4  Pipes

4.1 Introduction

Use |> to emphasise a sequence of actions, rather than the object that the actions are being performed on.

The tidyverse has been designed to work particuarly well with the pipe, but you can use it with any code, particularly in conjunction with the _ placeholder.

strings |>
  str_replace("a", "b"),
  str_replace("x", "y")

strings |>
  gsub("a", "b", x = _) |>
  gsub("x", "y", x = _)

Avoid using the pipe when:

  • You need to manipulate more than one object at a time. Reserve pipes for a sequence of steps applied to one primary object.

  • There are meaningful intermediate objects that could be given informative names.

4.2 Whitespace

|> should always have a space before it, and should usually be followed by a new line. After the first step, each line should be indented by two spaces. This structure makes it easier to add new steps (or rearrange existing steps) and harder to overlook a step.

# Good
iris |>
  summarize(across(where(is.numeric), mean), .by = Species) |>
  pivot_longer(-Species, names_to = "measure", values_to = "value") |>
  arrange(value)

# Bad
iris |> summarize(across(where(is.numeric), mean), .by = Species) |>
pivot_longer(-Species, names_to = "measure", values_to = "value") |>
arrange(value)

4.3 Long lines

If the arguments to a function don’t all fit on one line, put each argument on its own line and indent:

# Good
iris |>
  summarise(
    Sepal.Length = mean(Sepal.Length),
    Sepal.Width = mean(Sepal.Width),
    .by = Species
  )

# Bad
iris |>
  summarise(Sepal.Length = mean(Sepal.Length), Sepal.Width = mean(Sepal.Width), .by = Species)
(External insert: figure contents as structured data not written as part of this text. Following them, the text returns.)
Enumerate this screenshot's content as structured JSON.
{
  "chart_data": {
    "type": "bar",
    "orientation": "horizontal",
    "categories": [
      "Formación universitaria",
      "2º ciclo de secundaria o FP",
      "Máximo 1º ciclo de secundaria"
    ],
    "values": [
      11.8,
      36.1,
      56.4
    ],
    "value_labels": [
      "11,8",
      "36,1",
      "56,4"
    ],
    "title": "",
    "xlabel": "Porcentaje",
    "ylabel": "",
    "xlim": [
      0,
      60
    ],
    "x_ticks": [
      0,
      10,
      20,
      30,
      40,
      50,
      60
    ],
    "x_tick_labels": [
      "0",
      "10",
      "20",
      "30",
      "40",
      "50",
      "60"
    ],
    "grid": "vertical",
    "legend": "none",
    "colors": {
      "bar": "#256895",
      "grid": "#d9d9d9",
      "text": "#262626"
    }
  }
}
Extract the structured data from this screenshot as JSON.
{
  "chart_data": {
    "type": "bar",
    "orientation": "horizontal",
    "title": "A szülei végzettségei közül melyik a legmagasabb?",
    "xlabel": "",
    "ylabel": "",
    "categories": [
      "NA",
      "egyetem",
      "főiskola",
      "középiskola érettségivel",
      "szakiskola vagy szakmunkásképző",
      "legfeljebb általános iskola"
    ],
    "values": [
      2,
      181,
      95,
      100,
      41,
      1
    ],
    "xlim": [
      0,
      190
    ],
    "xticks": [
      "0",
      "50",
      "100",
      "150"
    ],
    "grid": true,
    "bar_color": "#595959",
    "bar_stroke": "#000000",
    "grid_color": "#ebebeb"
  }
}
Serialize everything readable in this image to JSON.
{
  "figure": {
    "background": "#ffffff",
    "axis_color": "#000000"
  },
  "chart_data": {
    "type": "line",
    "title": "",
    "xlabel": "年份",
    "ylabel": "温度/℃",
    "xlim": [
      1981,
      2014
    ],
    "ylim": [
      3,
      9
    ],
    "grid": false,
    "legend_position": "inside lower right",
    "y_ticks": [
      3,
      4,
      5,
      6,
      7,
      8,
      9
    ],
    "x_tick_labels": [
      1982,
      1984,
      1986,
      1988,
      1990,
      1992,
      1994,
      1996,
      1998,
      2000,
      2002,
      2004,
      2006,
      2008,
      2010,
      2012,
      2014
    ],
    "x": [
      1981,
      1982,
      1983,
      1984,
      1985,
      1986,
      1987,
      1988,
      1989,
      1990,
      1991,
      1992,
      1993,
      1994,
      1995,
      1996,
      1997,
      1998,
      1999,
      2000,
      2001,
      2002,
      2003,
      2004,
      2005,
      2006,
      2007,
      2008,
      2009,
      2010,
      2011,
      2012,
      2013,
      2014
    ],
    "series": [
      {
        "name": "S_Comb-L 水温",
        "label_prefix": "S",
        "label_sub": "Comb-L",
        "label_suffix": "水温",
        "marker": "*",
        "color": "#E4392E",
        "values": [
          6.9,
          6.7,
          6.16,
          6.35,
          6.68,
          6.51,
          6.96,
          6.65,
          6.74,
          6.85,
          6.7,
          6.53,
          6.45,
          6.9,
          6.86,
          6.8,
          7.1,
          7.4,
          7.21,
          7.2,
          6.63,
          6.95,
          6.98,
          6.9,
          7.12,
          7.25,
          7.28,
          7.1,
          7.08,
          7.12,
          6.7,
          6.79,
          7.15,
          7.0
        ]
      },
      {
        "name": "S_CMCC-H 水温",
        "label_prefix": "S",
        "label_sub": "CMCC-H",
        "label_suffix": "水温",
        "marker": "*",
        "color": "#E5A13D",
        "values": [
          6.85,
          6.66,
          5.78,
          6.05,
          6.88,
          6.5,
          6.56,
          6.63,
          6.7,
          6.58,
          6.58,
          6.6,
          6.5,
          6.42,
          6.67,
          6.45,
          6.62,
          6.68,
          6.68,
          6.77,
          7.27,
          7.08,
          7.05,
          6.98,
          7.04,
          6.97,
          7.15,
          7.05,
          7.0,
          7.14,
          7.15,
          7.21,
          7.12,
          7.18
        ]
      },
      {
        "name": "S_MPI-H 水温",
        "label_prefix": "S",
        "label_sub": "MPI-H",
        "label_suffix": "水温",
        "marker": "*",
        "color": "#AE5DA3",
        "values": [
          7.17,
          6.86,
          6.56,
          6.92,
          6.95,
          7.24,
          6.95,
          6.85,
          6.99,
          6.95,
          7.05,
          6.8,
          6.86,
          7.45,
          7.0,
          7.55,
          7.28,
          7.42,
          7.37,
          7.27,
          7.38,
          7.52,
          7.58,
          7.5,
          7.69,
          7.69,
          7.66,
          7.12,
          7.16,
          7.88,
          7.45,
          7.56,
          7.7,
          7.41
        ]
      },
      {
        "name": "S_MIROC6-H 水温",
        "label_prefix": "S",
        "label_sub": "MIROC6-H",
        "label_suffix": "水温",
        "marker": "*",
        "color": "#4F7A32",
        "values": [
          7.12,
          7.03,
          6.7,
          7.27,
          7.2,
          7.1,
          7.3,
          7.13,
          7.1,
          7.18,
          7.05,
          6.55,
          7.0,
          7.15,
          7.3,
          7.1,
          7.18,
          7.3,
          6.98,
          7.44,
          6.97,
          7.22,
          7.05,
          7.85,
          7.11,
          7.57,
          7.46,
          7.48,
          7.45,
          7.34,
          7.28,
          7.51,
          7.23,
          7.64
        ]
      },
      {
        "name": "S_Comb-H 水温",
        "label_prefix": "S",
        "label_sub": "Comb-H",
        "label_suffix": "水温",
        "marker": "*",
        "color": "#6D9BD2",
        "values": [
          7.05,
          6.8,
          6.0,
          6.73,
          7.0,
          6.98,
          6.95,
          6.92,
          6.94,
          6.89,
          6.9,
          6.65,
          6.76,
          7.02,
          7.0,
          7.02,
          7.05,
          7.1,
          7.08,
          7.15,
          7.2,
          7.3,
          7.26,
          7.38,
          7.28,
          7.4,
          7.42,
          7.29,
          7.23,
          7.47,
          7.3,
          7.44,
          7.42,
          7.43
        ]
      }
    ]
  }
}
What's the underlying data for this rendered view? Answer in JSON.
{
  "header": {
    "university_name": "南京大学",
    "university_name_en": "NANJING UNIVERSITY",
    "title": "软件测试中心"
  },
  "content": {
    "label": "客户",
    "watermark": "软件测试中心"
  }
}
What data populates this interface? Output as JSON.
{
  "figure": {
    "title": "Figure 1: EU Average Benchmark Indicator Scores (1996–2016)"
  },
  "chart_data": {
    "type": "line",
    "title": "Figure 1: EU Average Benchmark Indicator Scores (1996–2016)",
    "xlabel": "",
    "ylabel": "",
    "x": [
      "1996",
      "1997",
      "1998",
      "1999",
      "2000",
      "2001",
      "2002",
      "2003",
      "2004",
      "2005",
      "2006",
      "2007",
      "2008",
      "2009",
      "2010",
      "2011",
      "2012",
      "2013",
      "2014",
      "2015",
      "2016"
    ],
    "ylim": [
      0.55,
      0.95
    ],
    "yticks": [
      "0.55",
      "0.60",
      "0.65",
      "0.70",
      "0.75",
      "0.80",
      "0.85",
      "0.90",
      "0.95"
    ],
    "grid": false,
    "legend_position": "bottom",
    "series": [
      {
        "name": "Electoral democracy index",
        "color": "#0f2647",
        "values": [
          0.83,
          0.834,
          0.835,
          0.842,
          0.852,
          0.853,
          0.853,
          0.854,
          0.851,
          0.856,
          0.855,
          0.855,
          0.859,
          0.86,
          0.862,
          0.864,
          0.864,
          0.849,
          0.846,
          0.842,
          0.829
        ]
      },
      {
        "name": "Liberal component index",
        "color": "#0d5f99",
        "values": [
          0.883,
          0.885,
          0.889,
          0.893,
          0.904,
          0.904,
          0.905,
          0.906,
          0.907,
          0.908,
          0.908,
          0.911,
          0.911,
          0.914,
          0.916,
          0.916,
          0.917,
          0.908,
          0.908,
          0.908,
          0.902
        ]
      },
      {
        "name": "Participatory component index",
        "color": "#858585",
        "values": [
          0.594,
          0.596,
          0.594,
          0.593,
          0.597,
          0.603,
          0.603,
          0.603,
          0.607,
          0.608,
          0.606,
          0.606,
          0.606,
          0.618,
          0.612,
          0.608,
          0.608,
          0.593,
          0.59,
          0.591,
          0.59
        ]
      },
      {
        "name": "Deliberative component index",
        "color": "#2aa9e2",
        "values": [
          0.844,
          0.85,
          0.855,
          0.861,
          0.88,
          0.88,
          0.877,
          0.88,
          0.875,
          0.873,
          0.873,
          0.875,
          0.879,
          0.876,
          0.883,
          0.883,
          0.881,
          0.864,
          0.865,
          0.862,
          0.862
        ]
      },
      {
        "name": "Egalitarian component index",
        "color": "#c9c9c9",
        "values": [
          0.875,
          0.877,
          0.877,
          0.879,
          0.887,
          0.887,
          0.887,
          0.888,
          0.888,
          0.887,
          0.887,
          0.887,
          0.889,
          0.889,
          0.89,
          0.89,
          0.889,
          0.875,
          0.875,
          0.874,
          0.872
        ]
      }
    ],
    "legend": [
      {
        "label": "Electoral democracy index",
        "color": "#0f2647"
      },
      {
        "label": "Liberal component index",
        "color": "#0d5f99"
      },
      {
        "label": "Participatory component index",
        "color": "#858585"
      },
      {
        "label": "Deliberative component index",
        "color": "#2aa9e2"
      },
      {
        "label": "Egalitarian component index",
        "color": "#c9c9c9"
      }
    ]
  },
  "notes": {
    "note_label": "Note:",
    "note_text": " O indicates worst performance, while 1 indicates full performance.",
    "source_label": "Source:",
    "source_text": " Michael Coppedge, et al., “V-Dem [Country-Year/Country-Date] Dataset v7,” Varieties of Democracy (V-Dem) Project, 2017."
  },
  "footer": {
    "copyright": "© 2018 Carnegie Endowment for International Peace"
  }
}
For data analysis, we recommend using the pipe whenever a function needs to span multiple lines, even if it’s only a single step.

# Bad
summarise(
  iris,
  Sepal.Length = mean(Sepal.Length),
  Sepal.Width = mean(Sepal.Width),
  .by = Species
)

4.4 Short pipes

It’s ok to write a short pipe on a single line:

# Ok
iris |> subset(Species == "virginica") |> _$Sepal.Length
iris |> summarise(width = Sepal.Width, .by = Species) |> arrange(width)

But because short pipes often become longer pipes, we recommend that you generally stick to one function per line:

# Better
iris |>
  subset(Species == "virginica") |>
  _$Sepal.Length

iris |>
  summarise(width = Sepal.Width, .by = Species) |>
  arrange(width)

Sometimes it’s useful to include a short pipe as an argument to a function in a longer pipe. Carefully consider whether the code is more readable with a short inline pipe (which doesn’t require a lookup elsewhere) or if it’s better to move the code outside the pipe and give it an evocative name.

# Good
x |>
  semi_join(y |> filter(is_valid))

# Ok
x |>
  select(a, b, w) |>
  left_join(y |> select(a, b, v), join_by(a, b))

# Better
x_join <- x |> select(a, b, w)
y_join <- y |> select(a, b, v)
left_join(x_join, y_join, join_by(a, b))

4.5 Assignment

There are three acceptable forms of assignment:

  • Variable name and assignment on separate lines:

    iris_long <-
      iris |>
      gather(measure, value, -Species) |>
      arrange(-value)
  • Variable name and assignment on the same line:

    iris_long <- iris |>
      gather(measure, value, -Species) |>
      arrange(-value)
  • Assignment at the end of the pipe with ->:

    iris |>
      gather(measure, value, -Species) |>
      arrange(-value) ->
      iris_long

I think that the third is the most natural to write, but makes reading a little harder: when the name comes first, it can act as a heading to remind you of the purpose of the pipe.

4.6 magrittr

We recommend you use the base |> pipe instead of magrittr’s %>%.

# Good
iris |>
  summarise(width = Sepal.Width, .by = Species) |>
  arrange(width)

# Bad
iris %>%
  summarise(width = Sepal.Width, .by = Species) %>%
  arrange(width)

As of R 4.3.0, the base pipe provides all the features from magrittr that we recommend using.